I’ve ran the code in emulation mode and it seems to work fine (almost). I have a slight problem because the emulator seems to execute each thread to the end before it executes the next thread and my code requires each thread to sync at certain points for coalesced memory loads to the shared memory.

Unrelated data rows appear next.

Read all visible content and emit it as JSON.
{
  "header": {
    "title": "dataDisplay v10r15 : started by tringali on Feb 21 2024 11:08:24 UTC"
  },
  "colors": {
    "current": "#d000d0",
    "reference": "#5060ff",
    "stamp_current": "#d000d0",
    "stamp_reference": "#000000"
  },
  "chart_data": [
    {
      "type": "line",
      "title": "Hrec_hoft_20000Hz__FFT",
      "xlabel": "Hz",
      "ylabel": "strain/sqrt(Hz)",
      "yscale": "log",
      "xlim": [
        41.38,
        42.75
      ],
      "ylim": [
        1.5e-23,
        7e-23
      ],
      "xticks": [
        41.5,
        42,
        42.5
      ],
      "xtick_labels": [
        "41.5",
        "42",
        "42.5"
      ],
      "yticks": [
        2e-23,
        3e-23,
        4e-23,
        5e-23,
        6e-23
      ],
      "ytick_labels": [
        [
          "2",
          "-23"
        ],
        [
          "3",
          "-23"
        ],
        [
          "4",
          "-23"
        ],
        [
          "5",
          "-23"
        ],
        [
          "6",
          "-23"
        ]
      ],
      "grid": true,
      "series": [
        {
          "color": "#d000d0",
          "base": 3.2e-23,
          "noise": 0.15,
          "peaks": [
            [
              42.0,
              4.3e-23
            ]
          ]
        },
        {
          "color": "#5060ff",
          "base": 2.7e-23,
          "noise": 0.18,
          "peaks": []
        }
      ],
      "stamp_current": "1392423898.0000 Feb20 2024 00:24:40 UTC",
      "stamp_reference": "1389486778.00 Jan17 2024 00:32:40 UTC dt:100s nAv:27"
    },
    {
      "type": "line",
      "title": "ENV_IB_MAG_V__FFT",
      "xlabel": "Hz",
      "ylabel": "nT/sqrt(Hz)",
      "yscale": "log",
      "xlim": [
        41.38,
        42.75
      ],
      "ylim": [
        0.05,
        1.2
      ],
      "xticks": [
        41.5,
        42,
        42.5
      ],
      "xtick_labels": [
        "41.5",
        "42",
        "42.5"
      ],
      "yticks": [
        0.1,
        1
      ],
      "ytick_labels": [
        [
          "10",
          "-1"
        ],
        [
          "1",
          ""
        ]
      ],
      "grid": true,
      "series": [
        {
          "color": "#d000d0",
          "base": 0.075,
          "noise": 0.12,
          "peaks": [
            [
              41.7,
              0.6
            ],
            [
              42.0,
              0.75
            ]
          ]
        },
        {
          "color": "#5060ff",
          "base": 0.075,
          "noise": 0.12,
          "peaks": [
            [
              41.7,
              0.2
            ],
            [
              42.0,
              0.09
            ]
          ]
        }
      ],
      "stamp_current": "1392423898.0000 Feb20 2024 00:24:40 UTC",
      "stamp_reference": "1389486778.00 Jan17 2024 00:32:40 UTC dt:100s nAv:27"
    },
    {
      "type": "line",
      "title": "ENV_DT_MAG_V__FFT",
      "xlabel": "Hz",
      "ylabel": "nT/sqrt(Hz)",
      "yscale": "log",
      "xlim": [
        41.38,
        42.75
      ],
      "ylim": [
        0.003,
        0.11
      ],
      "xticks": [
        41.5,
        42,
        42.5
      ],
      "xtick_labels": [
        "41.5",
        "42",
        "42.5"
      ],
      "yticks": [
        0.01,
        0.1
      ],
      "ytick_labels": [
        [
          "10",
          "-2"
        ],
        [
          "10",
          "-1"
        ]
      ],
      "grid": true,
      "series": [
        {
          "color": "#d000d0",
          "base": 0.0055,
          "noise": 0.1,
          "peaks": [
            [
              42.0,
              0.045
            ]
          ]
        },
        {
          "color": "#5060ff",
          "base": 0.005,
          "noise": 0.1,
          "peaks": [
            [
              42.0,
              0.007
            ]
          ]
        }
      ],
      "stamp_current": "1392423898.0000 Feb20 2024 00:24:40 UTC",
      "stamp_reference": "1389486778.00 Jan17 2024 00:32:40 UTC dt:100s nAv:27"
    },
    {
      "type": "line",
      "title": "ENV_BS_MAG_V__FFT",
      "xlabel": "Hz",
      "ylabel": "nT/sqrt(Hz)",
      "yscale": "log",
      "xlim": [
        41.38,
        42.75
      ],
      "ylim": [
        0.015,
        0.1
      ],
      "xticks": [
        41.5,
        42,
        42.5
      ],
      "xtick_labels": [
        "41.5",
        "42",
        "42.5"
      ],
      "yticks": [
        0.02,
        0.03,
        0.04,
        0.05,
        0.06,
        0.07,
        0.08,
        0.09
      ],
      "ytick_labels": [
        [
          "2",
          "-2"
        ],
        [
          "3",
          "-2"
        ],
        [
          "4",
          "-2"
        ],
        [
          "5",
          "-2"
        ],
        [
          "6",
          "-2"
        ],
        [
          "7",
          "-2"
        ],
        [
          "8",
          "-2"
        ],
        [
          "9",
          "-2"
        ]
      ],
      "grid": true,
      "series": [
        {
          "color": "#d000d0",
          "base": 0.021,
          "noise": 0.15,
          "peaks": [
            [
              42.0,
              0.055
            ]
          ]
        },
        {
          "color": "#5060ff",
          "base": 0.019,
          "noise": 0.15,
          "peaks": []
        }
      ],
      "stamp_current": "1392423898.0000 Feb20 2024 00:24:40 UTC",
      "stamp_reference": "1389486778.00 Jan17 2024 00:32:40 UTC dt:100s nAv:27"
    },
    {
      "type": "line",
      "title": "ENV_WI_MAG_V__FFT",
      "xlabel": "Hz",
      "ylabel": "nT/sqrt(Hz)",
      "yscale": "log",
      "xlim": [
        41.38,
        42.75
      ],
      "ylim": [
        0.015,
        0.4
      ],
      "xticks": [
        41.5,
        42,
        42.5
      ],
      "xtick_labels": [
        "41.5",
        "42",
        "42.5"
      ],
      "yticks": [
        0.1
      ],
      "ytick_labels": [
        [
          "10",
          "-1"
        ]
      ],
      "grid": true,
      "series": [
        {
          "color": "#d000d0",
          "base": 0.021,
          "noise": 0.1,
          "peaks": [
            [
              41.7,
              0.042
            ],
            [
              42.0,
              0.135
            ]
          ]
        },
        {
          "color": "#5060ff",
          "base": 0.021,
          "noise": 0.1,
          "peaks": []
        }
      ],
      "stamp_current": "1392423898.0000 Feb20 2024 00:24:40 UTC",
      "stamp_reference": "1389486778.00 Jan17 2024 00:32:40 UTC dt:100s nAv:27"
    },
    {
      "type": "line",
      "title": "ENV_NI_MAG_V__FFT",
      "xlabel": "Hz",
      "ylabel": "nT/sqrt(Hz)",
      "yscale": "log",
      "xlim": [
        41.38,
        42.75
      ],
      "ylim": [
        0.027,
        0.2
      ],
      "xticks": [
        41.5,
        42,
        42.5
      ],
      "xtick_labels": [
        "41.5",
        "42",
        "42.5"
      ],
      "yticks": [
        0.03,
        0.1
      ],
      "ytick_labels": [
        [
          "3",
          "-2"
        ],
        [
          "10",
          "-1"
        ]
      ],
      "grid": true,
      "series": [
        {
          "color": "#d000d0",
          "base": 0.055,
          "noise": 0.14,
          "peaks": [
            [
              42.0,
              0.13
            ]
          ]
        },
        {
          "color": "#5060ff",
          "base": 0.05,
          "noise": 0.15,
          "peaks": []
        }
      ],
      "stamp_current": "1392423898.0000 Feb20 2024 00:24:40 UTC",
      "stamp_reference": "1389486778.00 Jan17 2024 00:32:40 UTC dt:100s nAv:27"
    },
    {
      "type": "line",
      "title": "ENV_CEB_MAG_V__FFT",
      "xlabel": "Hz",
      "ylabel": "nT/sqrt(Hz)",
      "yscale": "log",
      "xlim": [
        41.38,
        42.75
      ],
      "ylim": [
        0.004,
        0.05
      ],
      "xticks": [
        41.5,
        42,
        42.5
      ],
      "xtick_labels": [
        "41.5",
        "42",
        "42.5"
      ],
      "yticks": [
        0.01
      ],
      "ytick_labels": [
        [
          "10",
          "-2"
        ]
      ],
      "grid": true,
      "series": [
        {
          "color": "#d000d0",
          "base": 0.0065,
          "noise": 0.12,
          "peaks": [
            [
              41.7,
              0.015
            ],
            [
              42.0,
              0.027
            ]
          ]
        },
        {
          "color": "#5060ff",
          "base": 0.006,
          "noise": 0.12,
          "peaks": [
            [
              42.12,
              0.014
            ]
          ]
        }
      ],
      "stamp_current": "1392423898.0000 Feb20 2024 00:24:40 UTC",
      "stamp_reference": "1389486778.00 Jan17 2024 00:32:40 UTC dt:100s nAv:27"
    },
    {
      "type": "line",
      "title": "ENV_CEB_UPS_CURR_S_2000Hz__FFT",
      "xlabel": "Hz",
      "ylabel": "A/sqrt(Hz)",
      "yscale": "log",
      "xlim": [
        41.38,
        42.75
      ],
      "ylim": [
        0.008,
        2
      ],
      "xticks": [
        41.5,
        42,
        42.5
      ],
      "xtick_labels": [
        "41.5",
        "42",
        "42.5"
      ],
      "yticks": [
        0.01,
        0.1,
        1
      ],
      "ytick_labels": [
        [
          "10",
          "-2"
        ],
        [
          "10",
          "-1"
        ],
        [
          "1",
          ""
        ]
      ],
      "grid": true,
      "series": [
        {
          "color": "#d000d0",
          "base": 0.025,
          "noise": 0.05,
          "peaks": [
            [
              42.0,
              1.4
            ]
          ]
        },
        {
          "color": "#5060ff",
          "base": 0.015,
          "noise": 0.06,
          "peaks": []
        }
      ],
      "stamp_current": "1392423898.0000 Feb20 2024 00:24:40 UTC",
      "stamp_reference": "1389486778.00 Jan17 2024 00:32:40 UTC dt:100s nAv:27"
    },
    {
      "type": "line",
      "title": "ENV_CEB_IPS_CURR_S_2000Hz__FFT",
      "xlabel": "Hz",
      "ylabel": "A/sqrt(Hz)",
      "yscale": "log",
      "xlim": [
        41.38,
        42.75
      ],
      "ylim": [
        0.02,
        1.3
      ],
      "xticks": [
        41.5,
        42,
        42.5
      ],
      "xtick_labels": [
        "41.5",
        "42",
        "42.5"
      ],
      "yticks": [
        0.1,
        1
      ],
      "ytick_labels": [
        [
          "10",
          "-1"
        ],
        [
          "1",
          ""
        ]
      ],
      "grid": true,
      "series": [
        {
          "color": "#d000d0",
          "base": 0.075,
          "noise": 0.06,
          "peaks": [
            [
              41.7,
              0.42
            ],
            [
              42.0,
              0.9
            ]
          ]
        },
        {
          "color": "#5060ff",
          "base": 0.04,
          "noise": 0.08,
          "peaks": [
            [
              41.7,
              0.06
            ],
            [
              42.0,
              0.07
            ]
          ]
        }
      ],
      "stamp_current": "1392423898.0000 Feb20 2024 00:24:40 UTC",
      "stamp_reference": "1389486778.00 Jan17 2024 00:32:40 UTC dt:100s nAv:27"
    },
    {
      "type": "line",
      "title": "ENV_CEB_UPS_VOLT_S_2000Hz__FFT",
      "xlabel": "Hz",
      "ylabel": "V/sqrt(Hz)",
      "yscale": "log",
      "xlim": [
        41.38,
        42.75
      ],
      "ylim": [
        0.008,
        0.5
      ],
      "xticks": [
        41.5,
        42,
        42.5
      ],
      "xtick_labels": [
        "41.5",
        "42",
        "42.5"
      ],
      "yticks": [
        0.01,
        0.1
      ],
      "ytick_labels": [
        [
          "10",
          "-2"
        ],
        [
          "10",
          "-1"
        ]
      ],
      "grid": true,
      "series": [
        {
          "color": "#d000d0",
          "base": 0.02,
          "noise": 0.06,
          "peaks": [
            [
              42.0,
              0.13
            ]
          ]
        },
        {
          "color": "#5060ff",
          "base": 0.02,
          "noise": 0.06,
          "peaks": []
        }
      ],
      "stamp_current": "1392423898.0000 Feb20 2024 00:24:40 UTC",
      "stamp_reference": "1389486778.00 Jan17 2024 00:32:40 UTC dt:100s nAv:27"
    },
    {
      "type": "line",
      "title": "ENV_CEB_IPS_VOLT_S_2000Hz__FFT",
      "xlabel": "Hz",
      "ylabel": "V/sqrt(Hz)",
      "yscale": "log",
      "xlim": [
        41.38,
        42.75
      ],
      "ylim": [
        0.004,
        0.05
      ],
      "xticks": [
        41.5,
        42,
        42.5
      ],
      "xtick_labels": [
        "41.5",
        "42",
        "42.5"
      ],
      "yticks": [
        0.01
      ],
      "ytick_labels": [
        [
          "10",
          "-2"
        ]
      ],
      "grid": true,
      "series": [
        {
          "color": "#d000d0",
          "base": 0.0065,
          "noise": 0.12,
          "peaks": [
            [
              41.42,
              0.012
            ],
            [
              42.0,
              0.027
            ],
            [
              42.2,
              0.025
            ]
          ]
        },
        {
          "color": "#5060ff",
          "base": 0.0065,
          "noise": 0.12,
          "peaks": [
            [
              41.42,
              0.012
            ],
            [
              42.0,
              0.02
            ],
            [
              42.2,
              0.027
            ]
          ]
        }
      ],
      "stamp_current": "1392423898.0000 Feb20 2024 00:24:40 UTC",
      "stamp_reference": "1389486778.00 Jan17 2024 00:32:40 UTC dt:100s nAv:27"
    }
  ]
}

I’ve included my relevant code below.

Thanks.

p.s. also, I’m getting a lot of incoherent loads in the emulation mode. Anybody have any idea why that might be?

============

Host:

    // Allocate memory to store pointers to arrays.
    cudaMalloc( (void**) &Ad_values, (numRows*sizeof(DTYPE*)) );
    cudaMalloc( (void**) &Ad_colidx, (numRows*sizeof(int*)) );

    // Allocate memory for each array.
    for(i=0;i<numRows;i++) {
            // compute how much data to allocate
            tmp1 = 0;
            tmp2 = (i*maxNumBlocks);
            for(j=0;j<A_num_blk_per_row[i];j++) {
                    tmp1 = tmp1 + A_max_rowsize_per_row[tmp2];
                    tmp2++;
            }
            // allocate memory on the device.
            cudaMalloc( (void**) &(Ad_values[i]), (tmp1*BLOCK_SIZE_Y*sizeof(DTYPE)) );
            cudaMalloc( (void**) &(Ad_colidx[i]), (tmp1*BLOCK_SIZE_Y*sizeof(int)) );
    }

    // transfer the data from the host to the device.
    for(i=0;i<numRows;i++) {
            // compute how much data to send.
            tmp1 = 0;
            tmp2 = (i*maxNumBlocks);
            for(j=0;j<A_num_blk_per_row[i];j++) {
                    tmp1 = tmp1 + A_max_rowsize_per_row[tmp2];
                    tmp2++;
            }
            cudaMemcpy( Ad_values[i], A_values_reformat[i], (tmp1*BLOCK_SIZE_Y*sizeof(DTYPE)), cudaMemcpyHostToDevice);
            cudaMemcpy( Ad_colidx[i], A_colidx_reformat[i], (tmp1*BLOCK_SIZE_Y*sizeof(int)), cudaMemcpyHostToDevice);
    }

SpMVBlock_kernel<<<dimGrid, dimBlock>>>(Ad_values, Ad_colidx, Xd, Yd, m);

Kernel:
float* baseAddr1;
int* baseAddr2;

   bid = blockIdx.x;
   tid = threadIdx.x;

   baseAddr1 = Ad_values[bid];
   baseAddr2 = Ad_colidx[bid];

  Yd[(bid*BLOCK_SIZE_Y)+tid] = baseAddr1[tid];

============

You cannot dereference cuda memory pointer in host. And that’s exactly what you do when you try to use the array of pointers, which are allocated in GPU global memory, to store memory pointers.

I believe you can allocate the memory of the array of pointers in host and assign all GPU memory pointers to this host array. Then you can do a cudaMemcpy() to copy this array of pointers to GPU global memory.